Skip to content

Collections

Collections are folders that organize your documents within a project in a logical way. Group documents in a collection based on whether you want to extract the same types of information from all of them (as one ontology will apply to all of them).

Supported Types

Unstructured: - PDF (automatically parsed into markdown format after upload) - TXT

Structured: - CSV (coming soon)

For high volumes of data (requiring programmatic ingestion) or currently unsupported data types, we can ingest any data for you upon request: hello@getbluemorpho.com.

Parsing

After upload, your PDF documents are automatically parsed into text (more precisely, markdown) format. Title hierarchy and tables (even complex tables with subcolumns, etc.) are properly extracted but you might lose information from charts and pictures.

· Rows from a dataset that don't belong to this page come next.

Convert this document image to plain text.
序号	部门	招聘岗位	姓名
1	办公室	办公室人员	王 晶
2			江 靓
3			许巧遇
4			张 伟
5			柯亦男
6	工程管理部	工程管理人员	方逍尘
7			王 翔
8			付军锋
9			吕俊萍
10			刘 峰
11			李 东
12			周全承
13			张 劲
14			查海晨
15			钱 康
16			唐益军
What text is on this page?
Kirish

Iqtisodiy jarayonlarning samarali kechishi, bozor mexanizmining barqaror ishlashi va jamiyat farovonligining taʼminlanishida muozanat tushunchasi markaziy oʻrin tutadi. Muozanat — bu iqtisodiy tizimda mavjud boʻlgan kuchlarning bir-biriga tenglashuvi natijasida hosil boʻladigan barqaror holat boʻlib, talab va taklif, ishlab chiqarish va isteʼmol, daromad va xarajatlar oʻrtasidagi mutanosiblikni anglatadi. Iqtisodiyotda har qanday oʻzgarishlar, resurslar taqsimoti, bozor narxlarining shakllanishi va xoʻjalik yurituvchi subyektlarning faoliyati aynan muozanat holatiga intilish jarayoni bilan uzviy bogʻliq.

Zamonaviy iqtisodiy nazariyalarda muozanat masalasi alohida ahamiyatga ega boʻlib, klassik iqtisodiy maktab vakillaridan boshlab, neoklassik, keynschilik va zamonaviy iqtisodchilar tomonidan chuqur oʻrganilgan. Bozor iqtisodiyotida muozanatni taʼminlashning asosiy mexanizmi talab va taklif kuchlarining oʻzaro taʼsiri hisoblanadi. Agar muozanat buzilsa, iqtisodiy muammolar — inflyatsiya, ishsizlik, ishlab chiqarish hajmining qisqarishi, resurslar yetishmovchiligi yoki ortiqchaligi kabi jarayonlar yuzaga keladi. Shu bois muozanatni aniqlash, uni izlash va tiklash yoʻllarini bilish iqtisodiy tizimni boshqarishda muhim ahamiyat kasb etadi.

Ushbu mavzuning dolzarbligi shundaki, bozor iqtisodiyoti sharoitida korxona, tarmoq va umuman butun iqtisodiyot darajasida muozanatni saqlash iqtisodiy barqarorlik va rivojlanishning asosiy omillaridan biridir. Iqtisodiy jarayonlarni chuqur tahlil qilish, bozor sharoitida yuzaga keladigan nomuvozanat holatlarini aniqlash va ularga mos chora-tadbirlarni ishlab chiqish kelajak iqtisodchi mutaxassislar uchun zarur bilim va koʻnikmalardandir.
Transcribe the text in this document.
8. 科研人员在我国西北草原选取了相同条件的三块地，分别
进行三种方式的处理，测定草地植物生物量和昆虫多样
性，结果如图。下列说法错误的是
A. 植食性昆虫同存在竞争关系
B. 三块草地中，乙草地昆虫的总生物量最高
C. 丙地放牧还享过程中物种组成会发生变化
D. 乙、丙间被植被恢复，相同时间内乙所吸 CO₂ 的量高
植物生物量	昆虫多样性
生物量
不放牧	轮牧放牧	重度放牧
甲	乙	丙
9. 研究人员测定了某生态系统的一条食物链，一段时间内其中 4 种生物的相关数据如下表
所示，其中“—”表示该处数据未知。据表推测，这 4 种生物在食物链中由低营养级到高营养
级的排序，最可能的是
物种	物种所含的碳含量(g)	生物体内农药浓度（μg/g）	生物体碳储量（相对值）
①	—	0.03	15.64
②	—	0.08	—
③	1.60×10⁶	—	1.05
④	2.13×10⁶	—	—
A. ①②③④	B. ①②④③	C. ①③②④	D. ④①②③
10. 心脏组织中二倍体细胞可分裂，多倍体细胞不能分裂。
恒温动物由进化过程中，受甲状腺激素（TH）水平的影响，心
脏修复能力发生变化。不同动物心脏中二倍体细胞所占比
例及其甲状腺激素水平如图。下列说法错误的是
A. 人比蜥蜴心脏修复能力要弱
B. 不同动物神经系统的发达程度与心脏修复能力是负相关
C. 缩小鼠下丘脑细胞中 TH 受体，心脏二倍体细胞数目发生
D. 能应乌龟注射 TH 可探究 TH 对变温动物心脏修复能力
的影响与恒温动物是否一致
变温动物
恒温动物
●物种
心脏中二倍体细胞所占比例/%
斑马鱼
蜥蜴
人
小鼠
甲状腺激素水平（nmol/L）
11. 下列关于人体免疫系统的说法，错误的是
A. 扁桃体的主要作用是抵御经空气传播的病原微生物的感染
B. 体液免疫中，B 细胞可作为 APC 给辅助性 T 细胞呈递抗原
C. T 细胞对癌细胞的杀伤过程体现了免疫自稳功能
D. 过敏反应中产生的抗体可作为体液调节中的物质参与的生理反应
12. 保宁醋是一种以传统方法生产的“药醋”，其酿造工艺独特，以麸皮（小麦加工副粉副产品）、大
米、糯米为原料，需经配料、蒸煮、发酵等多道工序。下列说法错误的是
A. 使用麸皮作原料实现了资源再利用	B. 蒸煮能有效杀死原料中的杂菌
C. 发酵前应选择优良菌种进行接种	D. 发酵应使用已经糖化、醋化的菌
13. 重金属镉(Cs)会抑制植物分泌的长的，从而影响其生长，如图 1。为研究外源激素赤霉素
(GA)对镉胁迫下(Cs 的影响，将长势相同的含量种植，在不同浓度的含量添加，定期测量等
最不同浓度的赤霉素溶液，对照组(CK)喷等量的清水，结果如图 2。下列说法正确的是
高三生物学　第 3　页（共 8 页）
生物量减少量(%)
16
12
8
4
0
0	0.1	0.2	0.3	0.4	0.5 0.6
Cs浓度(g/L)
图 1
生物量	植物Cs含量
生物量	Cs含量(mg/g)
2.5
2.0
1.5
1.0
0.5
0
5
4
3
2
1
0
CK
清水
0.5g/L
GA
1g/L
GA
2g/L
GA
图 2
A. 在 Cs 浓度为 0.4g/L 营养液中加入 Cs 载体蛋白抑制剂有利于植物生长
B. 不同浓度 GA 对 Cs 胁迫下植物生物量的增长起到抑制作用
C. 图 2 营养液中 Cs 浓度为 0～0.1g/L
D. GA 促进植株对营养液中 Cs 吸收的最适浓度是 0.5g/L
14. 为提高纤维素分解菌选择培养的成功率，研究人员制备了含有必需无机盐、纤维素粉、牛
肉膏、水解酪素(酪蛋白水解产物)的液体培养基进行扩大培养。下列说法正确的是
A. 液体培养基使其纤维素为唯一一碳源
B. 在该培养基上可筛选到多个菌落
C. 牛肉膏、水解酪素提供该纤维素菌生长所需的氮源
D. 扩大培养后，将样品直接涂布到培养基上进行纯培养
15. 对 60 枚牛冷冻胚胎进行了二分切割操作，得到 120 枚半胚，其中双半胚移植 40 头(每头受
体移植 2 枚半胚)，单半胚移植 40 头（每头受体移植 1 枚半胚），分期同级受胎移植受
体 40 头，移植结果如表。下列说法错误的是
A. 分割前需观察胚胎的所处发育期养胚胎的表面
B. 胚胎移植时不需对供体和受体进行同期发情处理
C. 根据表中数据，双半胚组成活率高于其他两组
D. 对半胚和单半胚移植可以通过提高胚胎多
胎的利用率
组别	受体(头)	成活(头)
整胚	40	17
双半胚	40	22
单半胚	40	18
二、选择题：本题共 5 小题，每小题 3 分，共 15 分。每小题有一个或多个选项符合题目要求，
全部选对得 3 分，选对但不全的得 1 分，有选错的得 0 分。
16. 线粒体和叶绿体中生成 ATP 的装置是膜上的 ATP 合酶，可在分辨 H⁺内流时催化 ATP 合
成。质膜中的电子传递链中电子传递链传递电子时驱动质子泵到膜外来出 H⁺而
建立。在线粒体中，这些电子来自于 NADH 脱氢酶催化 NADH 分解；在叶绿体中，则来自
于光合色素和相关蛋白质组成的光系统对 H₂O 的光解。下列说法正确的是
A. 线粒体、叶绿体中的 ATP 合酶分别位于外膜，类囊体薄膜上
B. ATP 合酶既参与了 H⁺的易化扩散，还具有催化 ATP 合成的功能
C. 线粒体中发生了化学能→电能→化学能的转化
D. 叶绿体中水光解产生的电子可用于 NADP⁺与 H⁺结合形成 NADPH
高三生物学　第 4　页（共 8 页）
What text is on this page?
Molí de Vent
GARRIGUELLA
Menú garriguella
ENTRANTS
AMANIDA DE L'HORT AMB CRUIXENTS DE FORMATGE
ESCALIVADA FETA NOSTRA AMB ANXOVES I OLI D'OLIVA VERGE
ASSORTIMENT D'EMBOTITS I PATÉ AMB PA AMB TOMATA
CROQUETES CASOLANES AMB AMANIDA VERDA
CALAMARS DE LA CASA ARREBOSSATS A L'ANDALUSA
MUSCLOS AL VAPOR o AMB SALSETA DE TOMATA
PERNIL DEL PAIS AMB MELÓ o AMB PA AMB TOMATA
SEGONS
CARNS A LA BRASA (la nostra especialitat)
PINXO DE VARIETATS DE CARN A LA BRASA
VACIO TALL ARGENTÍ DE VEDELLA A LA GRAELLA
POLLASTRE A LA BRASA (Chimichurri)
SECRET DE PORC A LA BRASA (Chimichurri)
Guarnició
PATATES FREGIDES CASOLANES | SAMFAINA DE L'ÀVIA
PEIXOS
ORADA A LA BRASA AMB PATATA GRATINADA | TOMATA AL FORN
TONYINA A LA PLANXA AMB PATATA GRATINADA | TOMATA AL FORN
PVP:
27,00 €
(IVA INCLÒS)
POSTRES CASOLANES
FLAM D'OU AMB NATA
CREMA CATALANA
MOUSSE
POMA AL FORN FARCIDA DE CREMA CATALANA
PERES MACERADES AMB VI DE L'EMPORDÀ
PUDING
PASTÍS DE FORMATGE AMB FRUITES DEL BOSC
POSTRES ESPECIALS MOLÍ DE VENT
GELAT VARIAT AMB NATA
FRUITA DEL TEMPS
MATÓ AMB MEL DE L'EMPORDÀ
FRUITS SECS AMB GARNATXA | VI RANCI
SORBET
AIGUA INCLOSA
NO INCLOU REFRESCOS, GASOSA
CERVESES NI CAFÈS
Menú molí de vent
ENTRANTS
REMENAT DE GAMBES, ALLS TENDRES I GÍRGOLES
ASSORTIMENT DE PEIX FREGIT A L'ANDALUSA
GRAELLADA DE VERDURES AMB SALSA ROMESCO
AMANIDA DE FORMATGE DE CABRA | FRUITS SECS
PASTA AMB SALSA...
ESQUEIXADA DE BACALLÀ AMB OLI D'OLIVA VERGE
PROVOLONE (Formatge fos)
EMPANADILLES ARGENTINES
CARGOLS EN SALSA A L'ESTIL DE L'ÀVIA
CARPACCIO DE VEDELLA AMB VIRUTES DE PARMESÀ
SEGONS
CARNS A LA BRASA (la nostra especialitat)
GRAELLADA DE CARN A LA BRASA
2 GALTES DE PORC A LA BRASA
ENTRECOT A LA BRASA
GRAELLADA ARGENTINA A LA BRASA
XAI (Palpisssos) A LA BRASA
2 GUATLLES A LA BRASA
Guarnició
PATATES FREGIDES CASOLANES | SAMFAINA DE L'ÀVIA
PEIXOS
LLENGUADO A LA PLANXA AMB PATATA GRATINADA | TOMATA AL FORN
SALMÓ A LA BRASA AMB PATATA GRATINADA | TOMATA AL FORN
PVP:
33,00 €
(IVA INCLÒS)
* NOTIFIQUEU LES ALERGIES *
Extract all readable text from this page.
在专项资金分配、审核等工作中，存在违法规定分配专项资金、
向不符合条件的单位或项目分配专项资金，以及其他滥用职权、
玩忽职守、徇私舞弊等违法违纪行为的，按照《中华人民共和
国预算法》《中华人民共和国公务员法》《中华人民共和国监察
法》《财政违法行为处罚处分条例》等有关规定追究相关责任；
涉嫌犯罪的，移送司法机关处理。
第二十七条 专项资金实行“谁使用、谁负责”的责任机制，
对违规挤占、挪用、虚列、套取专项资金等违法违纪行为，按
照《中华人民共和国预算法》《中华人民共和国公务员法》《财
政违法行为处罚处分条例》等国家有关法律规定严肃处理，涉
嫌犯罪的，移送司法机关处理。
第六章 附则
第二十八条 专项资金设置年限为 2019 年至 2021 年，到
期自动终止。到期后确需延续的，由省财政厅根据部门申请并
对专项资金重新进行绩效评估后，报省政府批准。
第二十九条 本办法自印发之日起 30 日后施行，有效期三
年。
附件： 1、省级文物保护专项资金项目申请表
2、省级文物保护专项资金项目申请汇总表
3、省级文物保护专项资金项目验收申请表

Coming soon: ability to skip parsing and treat raw PDFs. Parsing will still be the recommended option for documents containing mostly text and tables, as it makes further processing more efficient.

Best Practices

  • Use clear, descriptive names and descriptions for collections, as they are passed to AI agents.
  • Group documents in collections based on the types of information you want to extract from them. For example, group financial reports (extract financial metrics, management guidance, ...) or legal contracts (extract clauses, parties, ...) together; but don't mix one financial report and one contract together even if they are linked to the same company. Don't worry, you will be able to make that link later on.